El tráfico era aceptable y los semáforos parecían secundarle como si no quisieran que llegara tarde. Llegó antes de tiempo a la jefatura territorial de Lothian y Borders y pensó en dar unas vueltas con el coche, pero únicamente iba a ponerse más nervioso, así que optó por entrar y preguntar por Homicidios. Se hallaba en la segunda planta: una pieza central espaciosa con pequeños compartimientos para los oficiales superiores. El vértice que correspondía a Edimburgo en el triángulo creado por Johnny Biblia y centro de la investigación sobre Angie Riddell. Rebus conocía de vista a muchas de las caras que había por allí y fue repartiendo sonrisas y saludos. Las paredes estaban llenas de mapas, fotos y gráficos; en un intento de dar sentido. Con un trabajo policial tan intenso las cosas empezaban a adquirir cierto orden: la cronología se concretaba, los detalles se plegaban a una exposición correcta y se desentrañaba la maraña de la vida de las personas y de su muerte.
La mayoría de los que estaban de servicio aquella tarde parecían cansados y faltos de entusiasmo. Sólo esperaban un telefonazo, la inesperada información, el eslabón perdido, un nombre o una observación, de quien fuese… esperaban desde hacía mucho. En una foto robot de Johnny Biblia alguien le había pintado cuernos, volutas de humo saliendo de la nariz, colmillos y una lengua bífida.
El coco.
Rebus se acercó a mirarla. Era una foto robot hecha por ordenador a partir de la antigua de John Biblia. Con aquellos cuernos y los colmillos tenía un ligero parecido con Alister Flower…

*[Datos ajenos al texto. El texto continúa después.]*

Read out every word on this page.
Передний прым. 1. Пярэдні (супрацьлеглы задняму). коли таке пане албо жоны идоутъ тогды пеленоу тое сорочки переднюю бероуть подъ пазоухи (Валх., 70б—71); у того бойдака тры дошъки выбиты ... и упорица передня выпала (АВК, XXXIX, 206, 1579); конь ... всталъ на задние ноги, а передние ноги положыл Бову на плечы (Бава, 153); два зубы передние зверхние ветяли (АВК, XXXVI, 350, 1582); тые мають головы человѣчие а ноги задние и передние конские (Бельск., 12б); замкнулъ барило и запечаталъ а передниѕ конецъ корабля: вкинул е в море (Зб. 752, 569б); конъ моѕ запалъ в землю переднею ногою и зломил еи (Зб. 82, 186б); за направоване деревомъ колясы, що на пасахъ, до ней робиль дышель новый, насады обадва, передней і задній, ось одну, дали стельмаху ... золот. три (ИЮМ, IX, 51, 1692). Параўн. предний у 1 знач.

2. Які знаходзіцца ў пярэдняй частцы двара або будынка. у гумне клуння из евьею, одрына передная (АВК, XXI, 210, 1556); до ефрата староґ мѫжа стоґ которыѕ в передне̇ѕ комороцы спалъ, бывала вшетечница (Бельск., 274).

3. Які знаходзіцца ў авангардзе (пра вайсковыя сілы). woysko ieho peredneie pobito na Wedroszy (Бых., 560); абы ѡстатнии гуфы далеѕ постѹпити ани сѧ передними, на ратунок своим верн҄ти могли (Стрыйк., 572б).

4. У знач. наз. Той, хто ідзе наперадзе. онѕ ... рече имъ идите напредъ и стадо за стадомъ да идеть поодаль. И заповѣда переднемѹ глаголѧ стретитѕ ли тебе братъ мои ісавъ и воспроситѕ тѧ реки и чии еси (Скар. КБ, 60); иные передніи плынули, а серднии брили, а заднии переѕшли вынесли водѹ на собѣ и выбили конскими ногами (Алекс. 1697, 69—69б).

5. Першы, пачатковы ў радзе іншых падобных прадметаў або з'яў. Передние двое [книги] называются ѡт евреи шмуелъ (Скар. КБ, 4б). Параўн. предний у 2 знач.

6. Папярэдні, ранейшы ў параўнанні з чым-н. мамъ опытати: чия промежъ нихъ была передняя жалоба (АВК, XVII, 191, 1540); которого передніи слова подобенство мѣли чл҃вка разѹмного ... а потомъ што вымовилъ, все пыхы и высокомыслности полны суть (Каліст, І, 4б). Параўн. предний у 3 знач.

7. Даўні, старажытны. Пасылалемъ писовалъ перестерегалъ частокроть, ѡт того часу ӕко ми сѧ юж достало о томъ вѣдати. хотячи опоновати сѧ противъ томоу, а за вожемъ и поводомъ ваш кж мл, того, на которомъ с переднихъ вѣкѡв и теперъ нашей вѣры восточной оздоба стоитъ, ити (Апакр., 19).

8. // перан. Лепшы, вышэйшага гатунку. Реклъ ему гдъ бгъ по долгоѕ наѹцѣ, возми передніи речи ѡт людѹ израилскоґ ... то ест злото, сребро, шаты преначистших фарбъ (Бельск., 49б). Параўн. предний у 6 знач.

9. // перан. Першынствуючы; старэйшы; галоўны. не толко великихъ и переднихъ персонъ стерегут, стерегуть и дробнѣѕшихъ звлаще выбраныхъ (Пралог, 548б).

Examinó las fotos de Angie Riddell en vida y apartó la vista de las de la autopsia. La recordaba de aquella noche de redada, sentada en el coche hablando con él, tan llena de vida. En cada una de las fotos se le veía el pelo de color distinto, como si nunca estuviera satisfecha de sí misma. Quizá necesitaba cambiar continuamente para huir de la persona que había sido; riendo por no llorar. Payaso de circo, sonrisa pintada…
Rebus miró su reloj de pulsera. Mierda; ya era la hora.